Stumpf and Chief Financial Officer Timothy Sloan sought to assuage the concerns of analysts including Morgan Stanley’s Betsy Graseck and Paul Miller of FBR Capital Markets Corp. about whether the bank can withstand a slowdown in the refinancing market. San Francisco-based Wells Fargo got 23 percent of its first-quarter fee income from writing mortgages for purchases and refinancings.
“We’re seeing the housing market start to pick up, we’re seeing home builders building homes but there’s still not a lot of loan growth being created,” Miller said on the call. “Do you see that changing over the next couple quarters?”
Without predicting it will happen, Stumpf responded that mortgage production could get a boost if rates stay low, the economy improves and more households are created. To stimulate economic growth, the Federal Reserve has kept its benchmark interest rate near zero since December 2008, and is buying bonds to push down long-term rates.
Home prices in 20 U.S. cities climbed 9 percent from last March through January, according to a S&P/Case-Shiller index.
Wells Fargo reported a record $5.17 billion profit for the first quarter.
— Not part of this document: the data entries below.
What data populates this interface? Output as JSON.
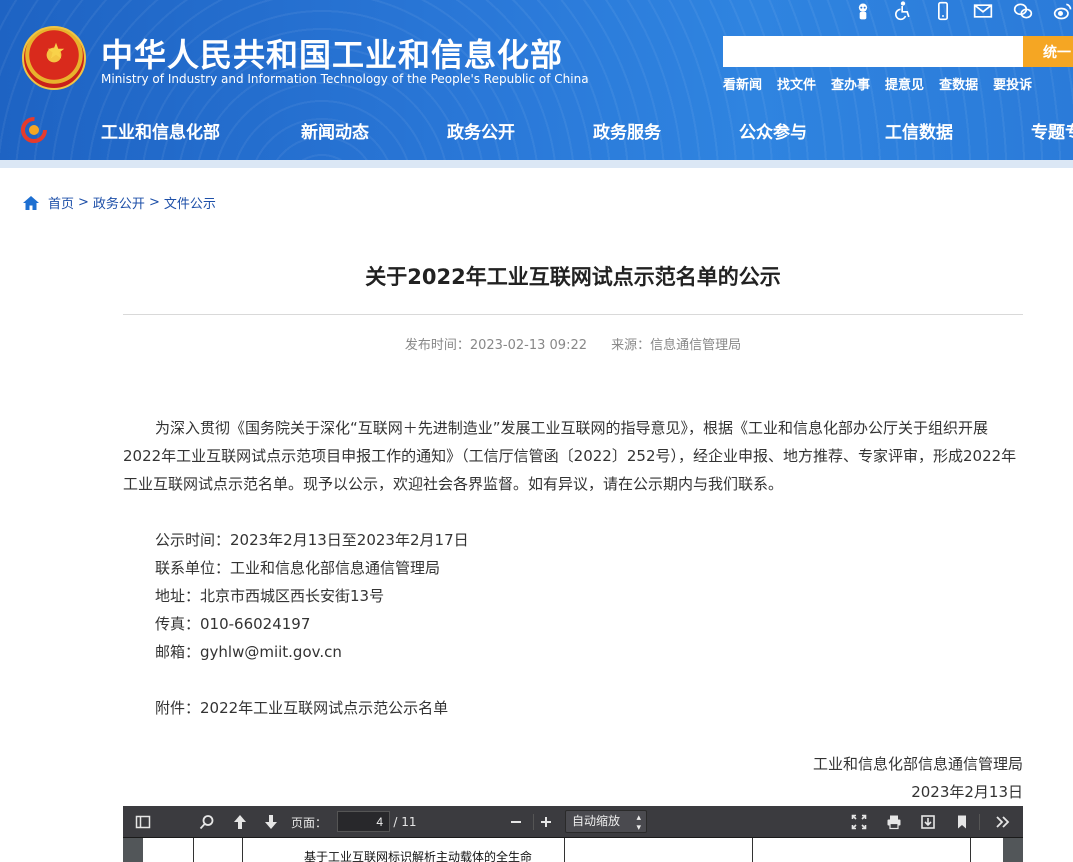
{
  "header": {
    "title_cn": "中华人民共和国工业和信息化部",
    "title_en": "Ministry of Industry and Information Technology of the People's Republic of China",
    "search_placeholder": "",
    "search_button": "统一",
    "top_icons": [
      "robot-icon",
      "accessibility-icon",
      "mobile-icon",
      "mail-icon",
      "wechat-icon",
      "weibo-icon"
    ],
    "quick_links": [
      "看新闻",
      "找文件",
      "查办事",
      "提意见",
      "查数据",
      "要投诉"
    ],
    "nav": [
      "工业和信息化部",
      "新闻动态",
      "政务公开",
      "政务服务",
      "公众参与",
      "工信数据",
      "专题专"
    ]
  },
  "breadcrumb": {
    "items": [
      "首页",
      "政务公开",
      "文件公示"
    ],
    "separator": ">"
  },
  "article": {
    "title": "关于2022年工业互联网试点示范名单的公示",
    "publish_time": "发布时间：2023-02-13 09:22",
    "source": "来源：信息通信管理局",
    "paragraph": "为深入贯彻《国务院关于深化“互联网＋先进制造业”发展工业互联网的指导意见》，根据《工业和信息化部办公厅关于组织开展2022年工业互联网试点示范项目申报工作的通知》（工信厅信管函〔2022〕252号），经企业申报、地方推荐、专家评审，形成2022年工业互联网试点示范名单。现予以公示，欢迎社会各界监督。如有异议，请在公示期内与我们联系。",
    "period": "公示时间：2023年2月13日至2023年2月17日",
    "contact_unit": "联系单位：工业和信息化部信息通信管理局",
    "address": "地址：北京市西城区西长安街13号",
    "fax": "传真：010-66024197",
    "email": "邮箱：gyhlw@miit.gov.cn",
    "attachment": "附件：2022年工业互联网试点示范公示名单",
    "signature": "工业和信息化部信息通信管理局",
    "date": "2023年2月13日"
  },
  "pdf_viewer": {
    "page_label": "页面：",
    "current_page": "4",
    "total_pages": "/ 11",
    "zoom": "自动缩放",
    "visible_cell_text": "基于工业互联网标识解析主动载体的全生命"
  },
  "colors": {
    "header_blue": "#2a78d8",
    "accent_orange": "#f5a623",
    "link_blue": "#1d4fa8",
    "toolbar_dark": "#3b3b3f"
  }
}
Mortgage originations fell 13 percent from the fourth quarter to $109 billion and applications -- a gauge of future results -- fell 7.9 percent to $140 billion. Wells Fargo ended the quarter with $74 billion of pending mortgages, which Sloan called “very strong.”
The bank has added employees in certain markets to benefit from a housing rebound, and the bolstered capacity has helped the lender cut the time to close a loan from 90 days to 60 days, Sloan said on the call. Wells Fargo employed 274,300 people at the end of March, a 2 percent increase from the end of 2012.
Lenders will extend $1.43 trillion in mortgages this year, an 18 percent decline from last year, according to the Mortgage Bankers Association. Originations totaled $482 billion in the first quarter, the Washington-based group estimated in a March 22 report.